The apparatus 1200 in the foregoing solutions has a function of implementing the corresponding steps performed by the transmit end in the foregoing methods, or has a function of implementing the corresponding steps performed by the receive end in the foregoing methods. The function may be implemented by hardware, or may be implemented by hardware executing corresponding software. The hardware or the software includes one or more modules corresponding to the foregoing functions. For example, the transceiver unit may be replaced by a transceiver (for example, a sending unit in the transceiver unit may be replaced by a transmitter machine, and a receiving unit in the transceiver unit may be replaced by a receiver machine), and another unit, for example, the processing unit, may be replaced by a processor, to separately perform receiving and sending operations and a related processing operation in the method embodiments.

In addition, the transceiver unit may alternatively be a transceiver circuit (for example, may include a receiving circuit and a sending circuit), and the processing unit may be a processing circuit. In this embodiment of this application, the apparatus in FIG. 11 may be the receive end or the transmit end in the foregoing embodiments, or may be a chip or a chip system, for example, a system on chip (SoC). The transceiver unit may be an input/output circuit or a communication interface. The processing unit is a processor, a microprocessor, or an integrated circuit integrated on the chip. This is not limited herein.

FIG. 12 shows a communication apparatus 2000 according to an embodiment of this application. As shown in FIG. 12, the apparatus 2000 includes a processor 2010 and a transceiver 2020. The processor 2010 and the transceiver 2020 communicate with each other through an internal connection path. The processor 2010 is configured to execute instructions, to control the transceiver 2020 to send a signal and/or receive a signal.

Optionally, the apparatus 2000 may further include a memory 2030. The memory 2030 communicates with the processor 2010 and the transceiver 2020 through the internal connection path. The memory 2030 is configured to store the instructions. The processor 2010 may execute the instructions stored in the memory 2030.

In a possible implementation, the apparatus 2000 is configured to implement the procedures and the steps corresponding to the UE in the foregoing method embodiments.

In another possible implementation, the apparatus 2000 is configured to implement the procedures and the steps corresponding to the AMF in the foregoing method embodiments.

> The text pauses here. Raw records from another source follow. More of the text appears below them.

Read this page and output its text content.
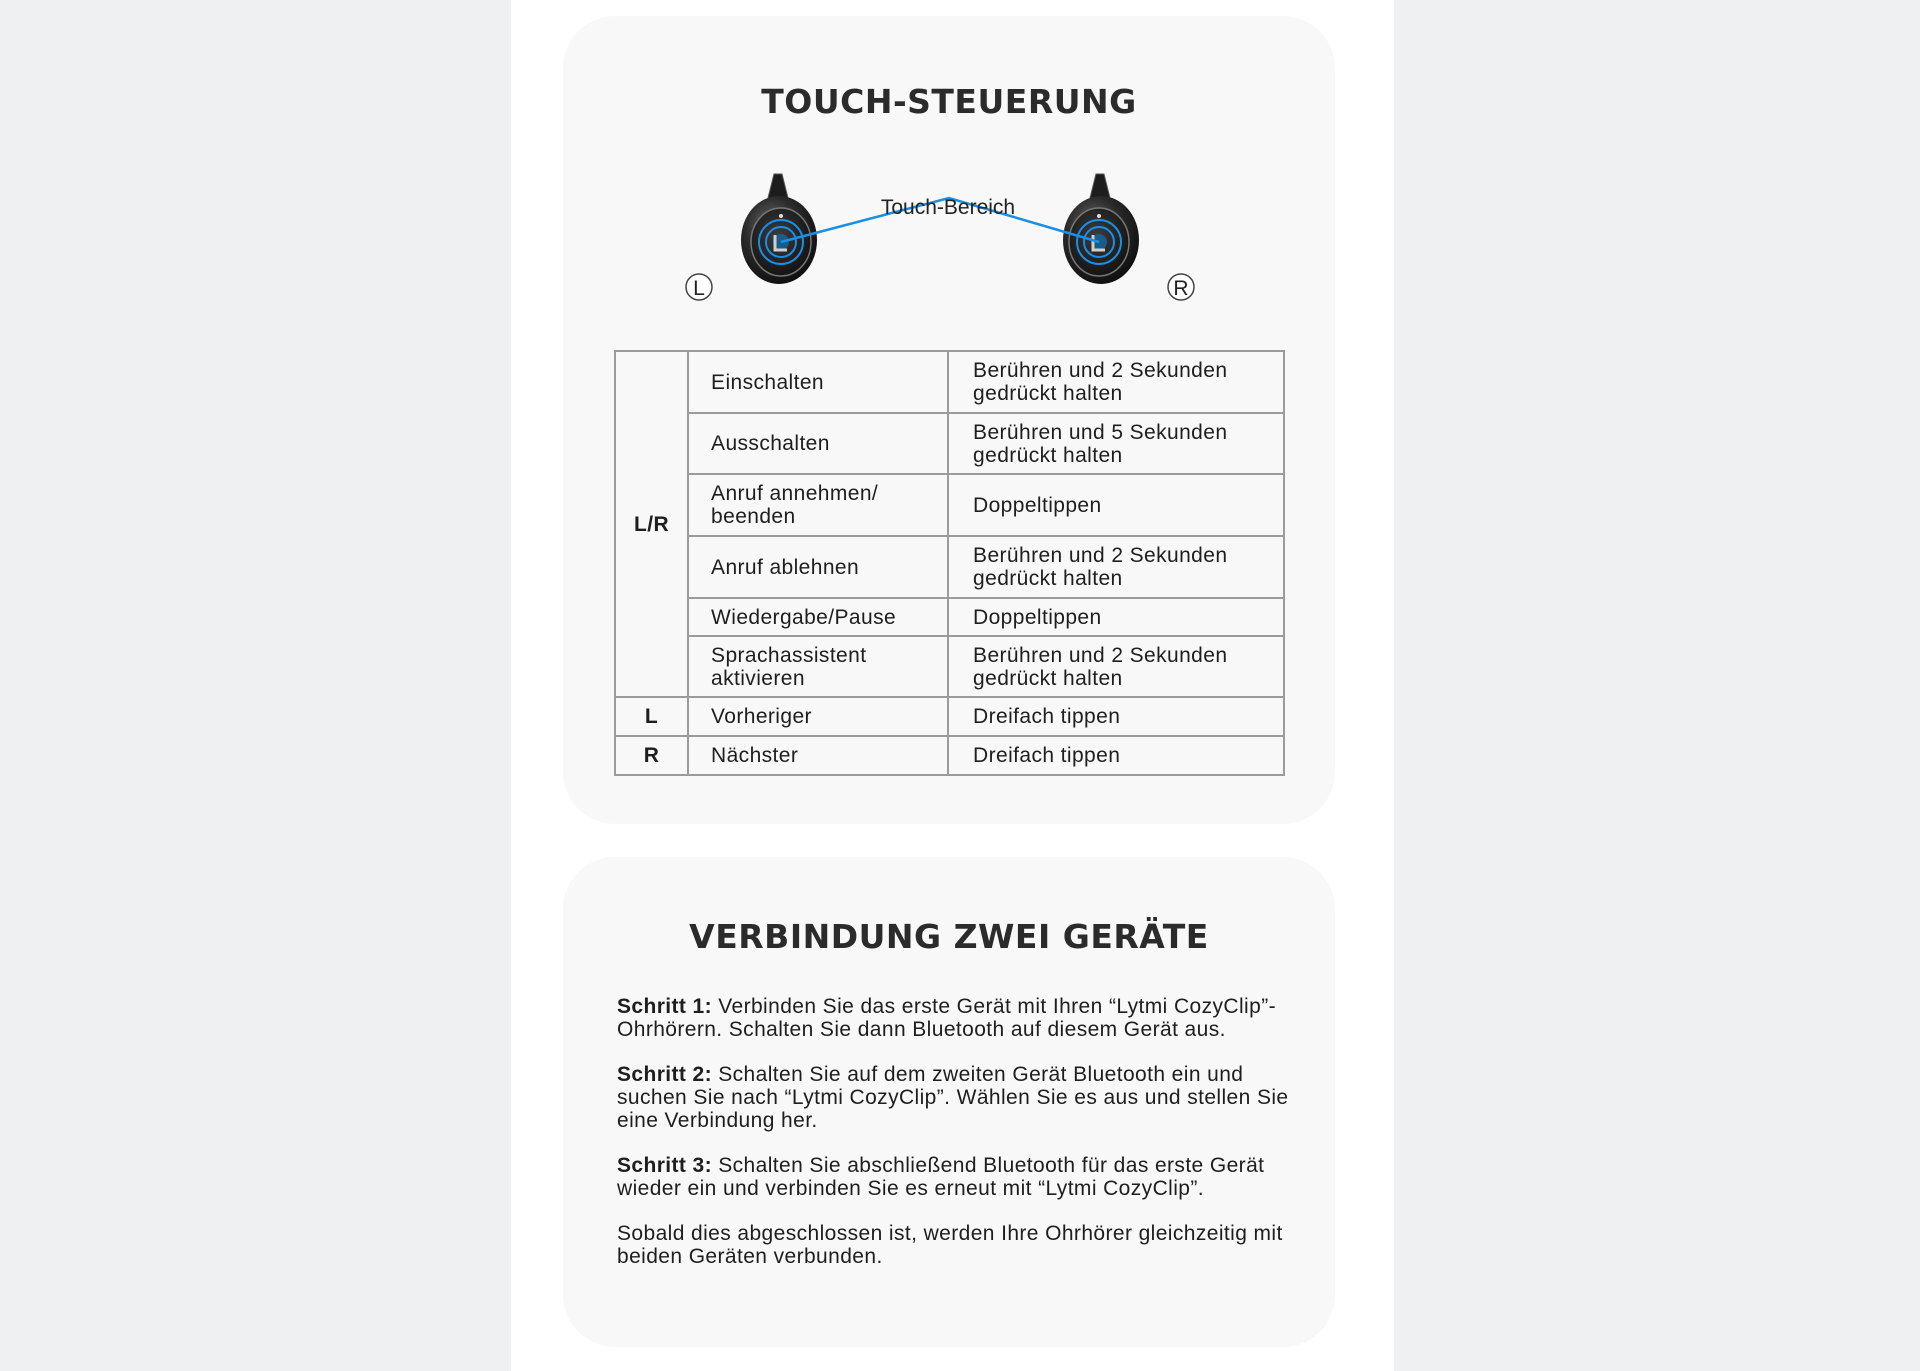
TOUCH-STEUERUNG
L	R
Touch-Bereich
L/R	Einschalten	Berühren und 2 Sekunden gedrückt halten
	Ausschalten	Berühren und 5 Sekunden gedrückt halten
	Anruf annehmen/ beenden	Doppeltippen
	Anruf ablehnen	Berühren und 2 Sekunden gedrückt halten
	Wiedergabe/Pause	Doppeltippen
	Sprachassistent aktivieren	Berühren und 2 Sekunden gedrückt halten
L	Vorheriger	Dreifach tippen
R	Nächster	Dreifach tippen
VERBINDUNG ZWEI GERÄTE

Schritt 1: Verbinden Sie das erste Gerät mit Ihren “Lytmi CozyClip”-Ohrhörern. Schalten Sie dann Bluetooth auf diesem Gerät aus.

Schritt 2: Schalten Sie auf dem zweiten Gerät Bluetooth ein und suchen Sie nach “Lytmi CozyClip”. Wählen Sie es aus und stellen Sie eine Verbindung her.

Schritt 3: Schalten Sie abschließend Bluetooth für das erste Gerät wieder ein und verbinden Sie es erneut mit “Lytmi CozyClip”.

Sobald dies abgeschlossen ist, werden Ihre Ohrhörer gleichzeitig mit beiden Geräten verbunden.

It should be understood that the apparatus 2000 may be specifically a transmit end or a receive end in the foregoing embodiments, or may be a chip or a chip system. Correspondingly, the transceiver 2020 may be a transceiver circuit of the chip. This is not limited herein. Specifically, the apparatus 2000 may be configured to perform the steps and/or procedures corresponding to the transmit end or the receive end in the foregoing method embodiments.

Optionally, the memory 2030 may include a read-only memory and a random access memory, and provides instructions and data for the processor. A part of the memory may further include a non-volatile random access memory. For example, the memory may further store information of a device type. The processor 2010 may be configured to execute the instructions stored in the memory. When the processor 2010 executes the instructions stored in the memory, the processor 2010 is configured to perform the steps and/or procedures in the foregoing method embodiments corresponding to the transmit end or the receive end.

In an implementation process, steps in the foregoing methods can be implemented by using a hardware integrated logical circuit in the processor, or by using instructions in a form of software. The steps of the methods disclosed with reference to embodiments of this application may be directly performed by a hardware processor, or may be performed by using a combination of hardware in the processor and a software module. A software module may be located in a mature storage medium in the art, such as a random access memory, a flash memory, a read-only memory, a programmable read-only memory, an electrically erasable programmable memory, or a register. The storage medium is located in the memory, and a processor reads information in the memory and completes the steps in the foregoing methods in combination with hardware of the processor. To avoid repetition, details are not described herein again.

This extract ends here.